Nos journées s’attacheront à cette transmission vivante et ouverte, au-delà des sensibilités particulières et des états de vie. Parmi nos intervenants, nous donnerons la parole à des clercs et des laïcs, des spécialistes et des amoureux du grégorien.
Le grégorien est-il une affaire de sensibilité liturgique ?
Le chant grégorien peut être aussi bien chanté dans l’une que dans l’autre des formes liturgiques, ordinaire ou extraordinaire. Je vous rappelle que le concile Vatican II n’a supprimé ni le latin ni le grégorien. Et donc, refuser l’enseignement de l’Église devient difficile à comprendre, mais s’y soumettre, c’est permettre au grégorien de réunir les deux formes du rite latin et de les laisser s’enrichir mutuellement : la sacralité et la verticalité chez l’une, la lisibilité et la participation chez l’autre.
C’est une tradition toujours en mouvement, et se l’approprier ne signifie pas le dupliquer.
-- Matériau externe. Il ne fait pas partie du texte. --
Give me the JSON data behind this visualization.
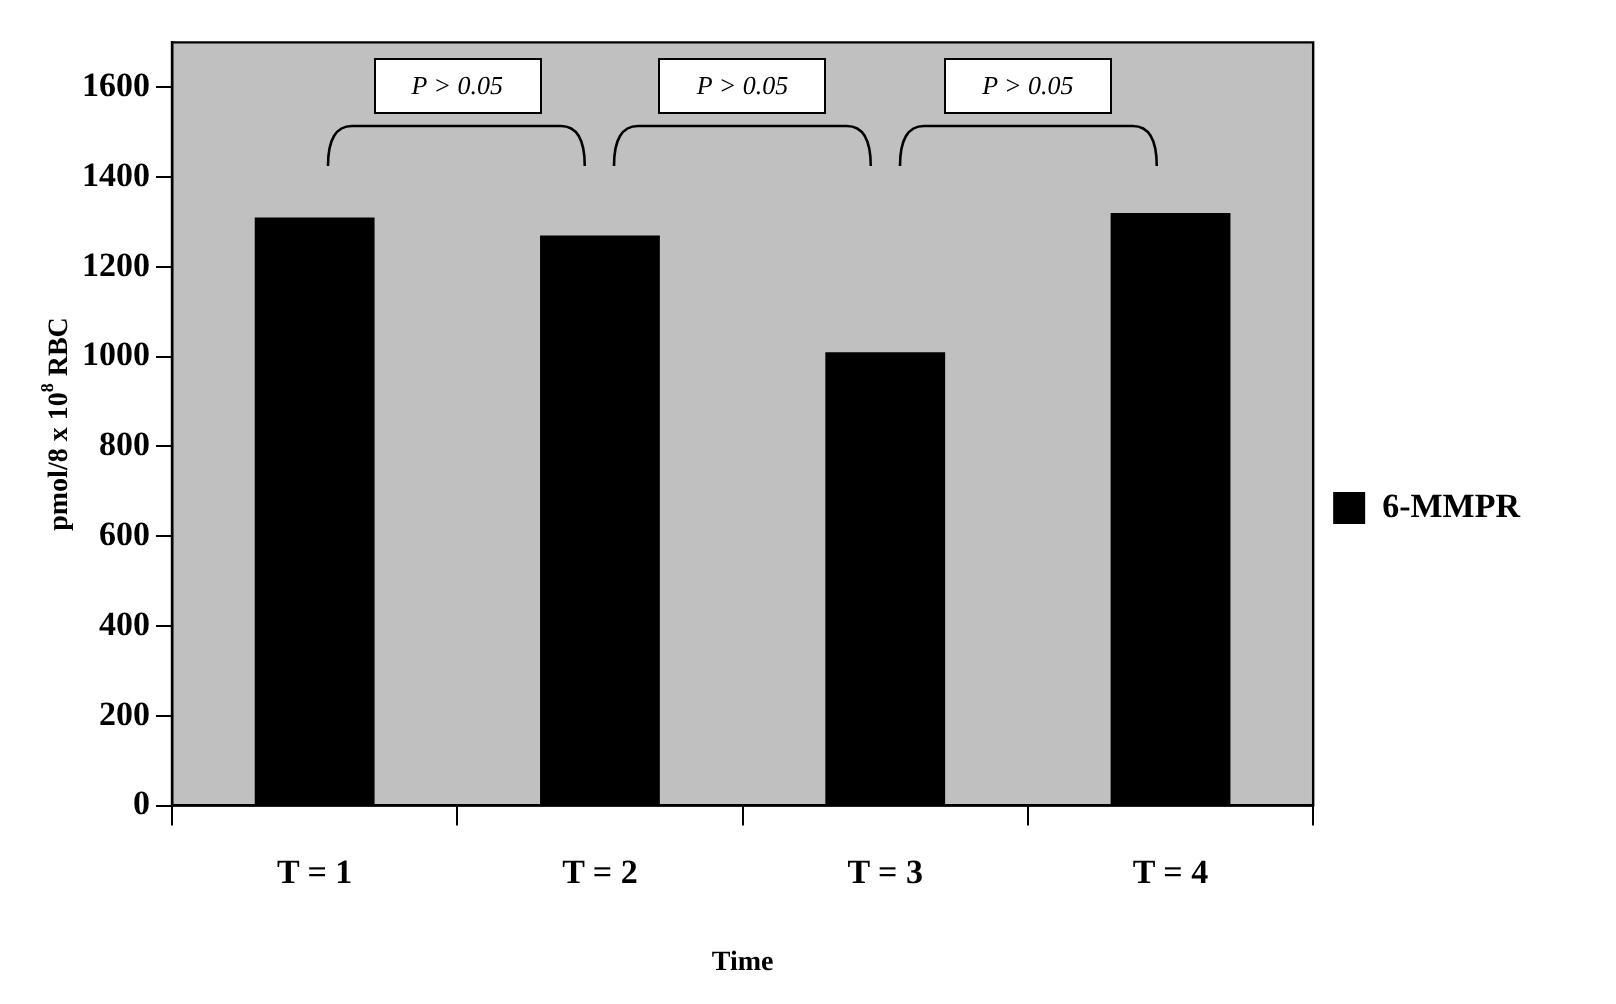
{
  "chart_data": {
    "type": "bar",
    "xlabel": "Time",
    "ylabel": "pmol/8 x 10$^{8}$ RBC",
    "categories": [
      "T = 1",
      "T = 2",
      "T = 3",
      "T = 4"
    ],
    "series": [
      {
        "name": "6-MMPR",
        "color": "#000000",
        "values": [
          1310,
          1270,
          1010,
          1320
        ]
      }
    ],
    "ylim": [
      0,
      1700
    ],
    "yticks": [
      0,
      200,
      400,
      600,
      800,
      1000,
      1200,
      1400,
      1600
    ],
    "grid": false,
    "legend": "right",
    "annotations": [
      "P > 0.05",
      "P > 0.05",
      "P > 0.05"
    ]
  }
}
Ce qui reviendrait à la projection de nos fantasmes sur un passé figé. Même si le chant grégorien reste encore discret, il n’est ni gelé dans un passé révolu, ni enclos dans un périmètre statique, ni fermé à la recherche scientifique.
D’ailleurs, les défenseurs de la liturgie romaine devraient savoir qu’avant le XIIe siècle, où il s’est « romanisé », il était perméable à de nombreux apports étrangers. Aujourd’hui encore, il subit des changements. L’oreille de l’homme moderne n’est pas celle du Moyen Âge, et nous ne chantons pas le grégorien comme il l’était au IXe siècle. Simple principe de réalité.
De quelle manière se manifeste cette vitalité actuellement ?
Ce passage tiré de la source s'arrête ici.